The rest of the day is spent swimming or walking around the hotel (of course, you can leave if you really want to). The hotel has a beautiful walking track.
Participants in the plan stay in a deluxe room for the entire period.
For more information, call (02) 2287-8400.

Golf, horses, yachting ― oh, and health care

The YinYang Physical Therapy Academy is located on Jeju island, where it is surrounded by green grass, exotic palm trees and cozy-looking white buildings.
Here, guests who can afford it will find some unconventional treatment methods that include healthy meals, beautifully appointed bedrooms and plenty of Eastern medicine.
Owner Lee Won-ju’s treatments combine ancient Chinese yin-yang theory with yoga.
According to Mr. Lee, diseases are caused by an imbalance of yin and yang energy. With the proper mix of herbal medicines, acupuncture and some exercise, a balance can allegedly be restored. (If you’re skeptical already, you might as well stop reading.)
Mr. Lee claims he chose the expensive island getaway as the academy’s location because Jeju’s volcanic soil is good for growing medicinal herbs necessary for the treatment.

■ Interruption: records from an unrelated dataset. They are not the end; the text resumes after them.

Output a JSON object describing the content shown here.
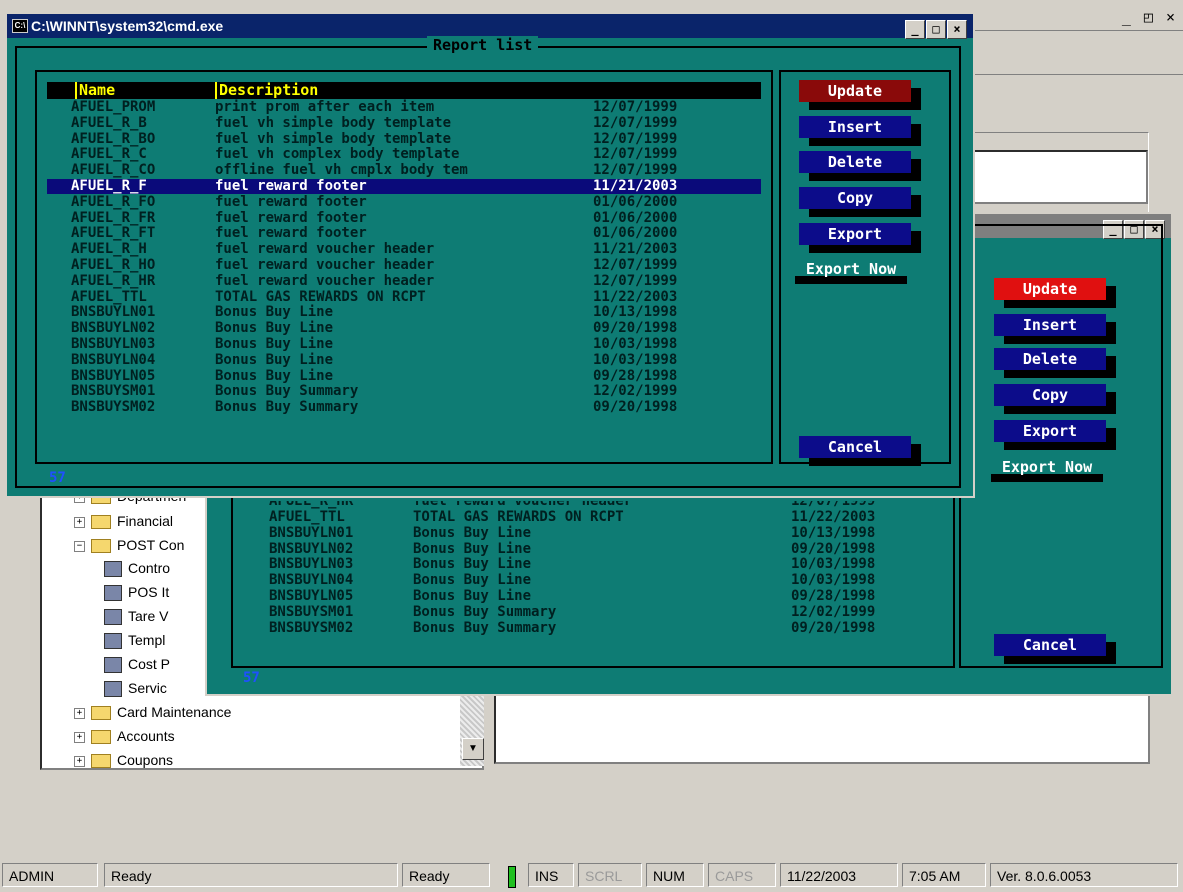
{
  "app": {
    "title_controls": "_ ◰ ×",
    "tree": [
      {
        "label": "Departmen",
        "kind": "folder",
        "expand": "+"
      },
      {
        "label": "Financial",
        "kind": "folder",
        "expand": "+"
      },
      {
        "label": "POST Con",
        "kind": "folder-open",
        "expand": "−"
      },
      {
        "label": "Contro",
        "kind": "doc"
      },
      {
        "label": "POS It",
        "kind": "doc"
      },
      {
        "label": "Tare V",
        "kind": "doc"
      },
      {
        "label": "Templ",
        "kind": "doc"
      },
      {
        "label": "Cost P",
        "kind": "doc"
      },
      {
        "label": "Servic",
        "kind": "doc"
      },
      {
        "label": "Card Maintenance",
        "kind": "folder",
        "expand": "+"
      },
      {
        "label": "Accounts",
        "kind": "folder",
        "expand": "+"
      },
      {
        "label": "Coupons",
        "kind": "folder",
        "expand": "+"
      }
    ]
  },
  "statusbar": {
    "user": "ADMIN",
    "status1": "Ready",
    "status2": "Ready",
    "ins": "INS",
    "scrl": "SCRL",
    "num": "NUM",
    "caps": "CAPS",
    "date": "11/22/2003",
    "time": "7:05 AM",
    "version": "Ver. 8.0.6.0053"
  },
  "console_front": {
    "title": "C:\\WINNT\\system32\\cmd.exe",
    "frame_title": "Report list",
    "col_name": "Name",
    "col_desc": "Description",
    "count": "57",
    "rows": [
      {
        "name": "AFUEL_PROM",
        "desc": "print prom after each item",
        "date": "12/07/1999"
      },
      {
        "name": "AFUEL_R_B",
        "desc": "fuel vh simple body template",
        "date": "12/07/1999"
      },
      {
        "name": "AFUEL_R_BO",
        "desc": "fuel vh simple body template",
        "date": "12/07/1999"
      },
      {
        "name": "AFUEL_R_C",
        "desc": "fuel vh complex body template",
        "date": "12/07/1999"
      },
      {
        "name": "AFUEL_R_CO",
        "desc": "offline fuel vh cmplx body tem",
        "date": "12/07/1999"
      },
      {
        "name": "AFUEL_R_F",
        "desc": "fuel reward footer",
        "date": "11/21/2003"
      },
      {
        "name": "AFUEL_R_FO",
        "desc": "fuel reward footer",
        "date": "01/06/2000"
      },
      {
        "name": "AFUEL_R_FR",
        "desc": "fuel reward footer",
        "date": "01/06/2000"
      },
      {
        "name": "AFUEL_R_FT",
        "desc": "fuel reward footer",
        "date": "01/06/2000"
      },
      {
        "name": "AFUEL_R_H",
        "desc": "fuel reward voucher header",
        "date": "11/21/2003"
      },
      {
        "name": "AFUEL_R_HO",
        "desc": "fuel reward voucher header",
        "date": "12/07/1999"
      },
      {
        "name": "AFUEL_R_HR",
        "desc": "fuel reward voucher header",
        "date": "12/07/1999"
      },
      {
        "name": "AFUEL_TTL",
        "desc": "TOTAL GAS REWARDS ON RCPT",
        "date": "11/22/2003"
      },
      {
        "name": "BNSBUYLN01",
        "desc": "Bonus Buy Line",
        "date": "10/13/1998"
      },
      {
        "name": "BNSBUYLN02",
        "desc": "Bonus Buy Line",
        "date": "09/20/1998"
      },
      {
        "name": "BNSBUYLN03",
        "desc": "Bonus Buy Line",
        "date": "10/03/1998"
      },
      {
        "name": "BNSBUYLN04",
        "desc": "Bonus Buy Line",
        "date": "10/03/1998"
      },
      {
        "name": "BNSBUYLN05",
        "desc": "Bonus Buy Line",
        "date": "09/28/1998"
      },
      {
        "name": "BNSBUYSM01",
        "desc": "Bonus Buy Summary",
        "date": "12/02/1999"
      },
      {
        "name": "BNSBUYSM02",
        "desc": "Bonus Buy Summary",
        "date": "09/20/1998"
      }
    ],
    "buttons": {
      "update": "Update",
      "insert": "Insert",
      "delete": "Delete",
      "copy": "Copy",
      "export": "Export",
      "export_now": "Export Now",
      "cancel": "Cancel"
    }
  },
  "console_back": {
    "count": "57",
    "partial_row": {
      "name": "AFUEL_R_HR",
      "desc": "fuel reward voucher header",
      "date": "12/07/1999"
    },
    "rows": [
      {
        "name": "AFUEL_TTL",
        "desc": "TOTAL GAS REWARDS ON RCPT",
        "date": "11/22/2003"
      },
      {
        "name": "BNSBUYLN01",
        "desc": "Bonus Buy Line",
        "date": "10/13/1998"
      },
      {
        "name": "BNSBUYLN02",
        "desc": "Bonus Buy Line",
        "date": "09/20/1998"
      },
      {
        "name": "BNSBUYLN03",
        "desc": "Bonus Buy Line",
        "date": "10/03/1998"
      },
      {
        "name": "BNSBUYLN04",
        "desc": "Bonus Buy Line",
        "date": "10/03/1998"
      },
      {
        "name": "BNSBUYLN05",
        "desc": "Bonus Buy Line",
        "date": "09/28/1998"
      },
      {
        "name": "BNSBUYSM01",
        "desc": "Bonus Buy Summary",
        "date": "12/02/1999"
      },
      {
        "name": "BNSBUYSM02",
        "desc": "Bonus Buy Summary",
        "date": "09/20/1998"
      }
    ],
    "buttons": {
      "update": "Update",
      "insert": "Insert",
      "delete": "Delete",
      "copy": "Copy",
      "export": "Export",
      "export_now": "Export Now",
      "cancel": "Cancel"
    }
  }
}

Also, the island’s nature appeared ideal for maximizing the body’s immune system and its ability to cure itself, Mr. Lee said.
Mr. Lee says he spent 12 billion won ($11 million) over five years to build the center. It now includes accommodation, a hospital, a research center and restaurants.
The center’s health program features sightseeing along with health treatment.
The first day starts with a diagnosis of the patient’s physical constitution and immune system. This is done with a series of blood and body fluid tests.
Based on this result, a dietary plan is drawn up for the duration of the stay.
Patients are encouraged to enjoy their free time in the afternoon, touring Jeju island in a rented car, horse riding, yachting or playing golf. At night, they can do yoga or get a hot mud massage.
They also have the option of relaxing in something called a “harmonized yin and yang bath.”
This well-being bath supposedly gives buoyancy and magnetic force to the body. It’s allegedly possible to take a nap floating on the water.
On the last day, after touring Jeju city and receiving all the day’s health services, patients receive another physical checkup and get some counseling on the proper diet and lifestyle necessary for maintaining long-term health.